Thursday, December 31, 2015

Rabbi Jonathan Sacks: How to Turn a Curse Into A Blessing

What a beautiful essay on this week's Torah portion: Shmot

This is a profoundly moving bit of prose, deeply rooted in Jewish sensibility. I urge you to read the whole thing, especially if you are going through difficult times.

(More here from Chabad.)

"Where did it come from, this Jewish ability to turn weakness into strength, adversity into advantage, darkness into light? It goes back to the moment in which our people received its name, Israel. It was then, as Jacob wrestled alone at night with an angel, that as dawn broke his adversary begged him to let him go."
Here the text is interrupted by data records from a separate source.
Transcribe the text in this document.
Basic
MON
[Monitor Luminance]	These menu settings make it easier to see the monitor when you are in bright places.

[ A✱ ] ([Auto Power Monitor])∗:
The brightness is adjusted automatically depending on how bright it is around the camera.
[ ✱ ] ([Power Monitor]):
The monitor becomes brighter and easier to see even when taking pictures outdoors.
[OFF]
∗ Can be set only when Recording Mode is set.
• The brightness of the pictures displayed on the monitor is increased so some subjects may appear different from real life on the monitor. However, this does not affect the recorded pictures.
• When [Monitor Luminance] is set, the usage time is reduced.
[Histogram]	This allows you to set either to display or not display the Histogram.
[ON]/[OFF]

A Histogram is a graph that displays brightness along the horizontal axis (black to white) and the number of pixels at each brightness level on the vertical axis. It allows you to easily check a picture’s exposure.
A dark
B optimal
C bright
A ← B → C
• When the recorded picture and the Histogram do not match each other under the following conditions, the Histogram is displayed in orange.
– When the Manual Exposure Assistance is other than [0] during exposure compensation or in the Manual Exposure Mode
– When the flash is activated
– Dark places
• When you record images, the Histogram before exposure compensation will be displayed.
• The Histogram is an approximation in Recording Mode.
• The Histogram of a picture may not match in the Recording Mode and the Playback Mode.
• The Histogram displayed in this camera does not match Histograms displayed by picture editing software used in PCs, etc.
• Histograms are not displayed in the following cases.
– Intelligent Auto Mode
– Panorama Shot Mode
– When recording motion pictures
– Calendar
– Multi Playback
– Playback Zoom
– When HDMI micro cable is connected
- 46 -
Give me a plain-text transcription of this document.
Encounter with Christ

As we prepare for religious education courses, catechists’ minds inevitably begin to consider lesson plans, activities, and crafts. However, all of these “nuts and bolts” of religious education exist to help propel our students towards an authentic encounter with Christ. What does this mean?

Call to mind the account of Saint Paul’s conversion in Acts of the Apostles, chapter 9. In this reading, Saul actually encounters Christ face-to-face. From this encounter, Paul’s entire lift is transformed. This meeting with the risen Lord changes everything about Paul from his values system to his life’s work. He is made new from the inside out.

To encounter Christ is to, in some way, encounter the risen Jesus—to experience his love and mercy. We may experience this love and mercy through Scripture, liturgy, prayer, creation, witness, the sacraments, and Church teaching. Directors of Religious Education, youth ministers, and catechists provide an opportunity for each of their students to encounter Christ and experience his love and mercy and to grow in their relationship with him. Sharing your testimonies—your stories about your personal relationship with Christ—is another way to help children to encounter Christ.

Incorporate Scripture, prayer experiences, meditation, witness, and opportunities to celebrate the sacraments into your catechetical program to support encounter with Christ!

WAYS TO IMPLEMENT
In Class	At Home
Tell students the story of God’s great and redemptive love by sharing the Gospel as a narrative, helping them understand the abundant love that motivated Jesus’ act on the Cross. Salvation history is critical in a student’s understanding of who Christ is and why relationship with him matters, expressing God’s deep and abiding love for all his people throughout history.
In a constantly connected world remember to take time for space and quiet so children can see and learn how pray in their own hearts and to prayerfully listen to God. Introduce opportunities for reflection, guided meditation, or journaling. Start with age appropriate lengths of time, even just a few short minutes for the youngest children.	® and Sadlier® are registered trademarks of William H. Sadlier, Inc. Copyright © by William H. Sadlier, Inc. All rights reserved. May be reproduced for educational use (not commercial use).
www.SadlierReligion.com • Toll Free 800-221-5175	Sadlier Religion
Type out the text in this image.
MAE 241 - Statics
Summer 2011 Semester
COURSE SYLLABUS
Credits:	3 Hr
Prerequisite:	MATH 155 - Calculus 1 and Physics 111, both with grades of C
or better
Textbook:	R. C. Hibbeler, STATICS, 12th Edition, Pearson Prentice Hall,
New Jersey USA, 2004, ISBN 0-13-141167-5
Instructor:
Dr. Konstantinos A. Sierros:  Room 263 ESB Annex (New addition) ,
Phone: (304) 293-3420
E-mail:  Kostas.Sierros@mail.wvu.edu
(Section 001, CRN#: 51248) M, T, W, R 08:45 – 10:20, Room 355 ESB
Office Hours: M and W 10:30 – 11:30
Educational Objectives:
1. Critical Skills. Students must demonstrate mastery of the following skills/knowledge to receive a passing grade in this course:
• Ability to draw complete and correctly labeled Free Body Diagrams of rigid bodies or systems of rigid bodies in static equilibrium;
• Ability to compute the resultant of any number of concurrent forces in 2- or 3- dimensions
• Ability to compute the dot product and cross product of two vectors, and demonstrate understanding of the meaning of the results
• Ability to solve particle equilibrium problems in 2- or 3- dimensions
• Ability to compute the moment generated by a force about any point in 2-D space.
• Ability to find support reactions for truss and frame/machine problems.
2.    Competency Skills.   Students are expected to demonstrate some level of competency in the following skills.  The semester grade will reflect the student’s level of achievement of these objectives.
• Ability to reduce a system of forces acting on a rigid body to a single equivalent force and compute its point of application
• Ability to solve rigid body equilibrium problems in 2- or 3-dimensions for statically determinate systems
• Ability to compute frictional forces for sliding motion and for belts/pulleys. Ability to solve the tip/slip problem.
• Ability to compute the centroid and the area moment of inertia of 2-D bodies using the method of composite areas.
"I will not let you go until you bless me,” said Jacob. That is the source of our peculiar, distinctive obstinacy. We may have fought all night. We may be tired and on the brink of exhaustion. We may find ourselves limping, as did Jacob. Yet we will not let our adversary go until we have extracted a blessing from the encounter.

"There is something profoundly spiritual as well as robustly practical about this ability to transform the bad moments of life into a spur to creativity. It is as if, deep within us were a voice saying, “You are in this situation, bad though it is, because there is a task to perform, a skill to acquire, a strength to develop, a lesson to learn, an evil to redeem, a shard of light to be rescued, a blessing to be uncovered, for I have chosen you to give testimony to humankind that out of suffering can come great blessings if you wrestle with it for long enough and with unshakable faith.”

"A key element of that culture has to do with the Jewish response to crisis. To every adverse circumstance, those who have inherited Jacob’s sensibilities insist: “I will not let you go until you bless me."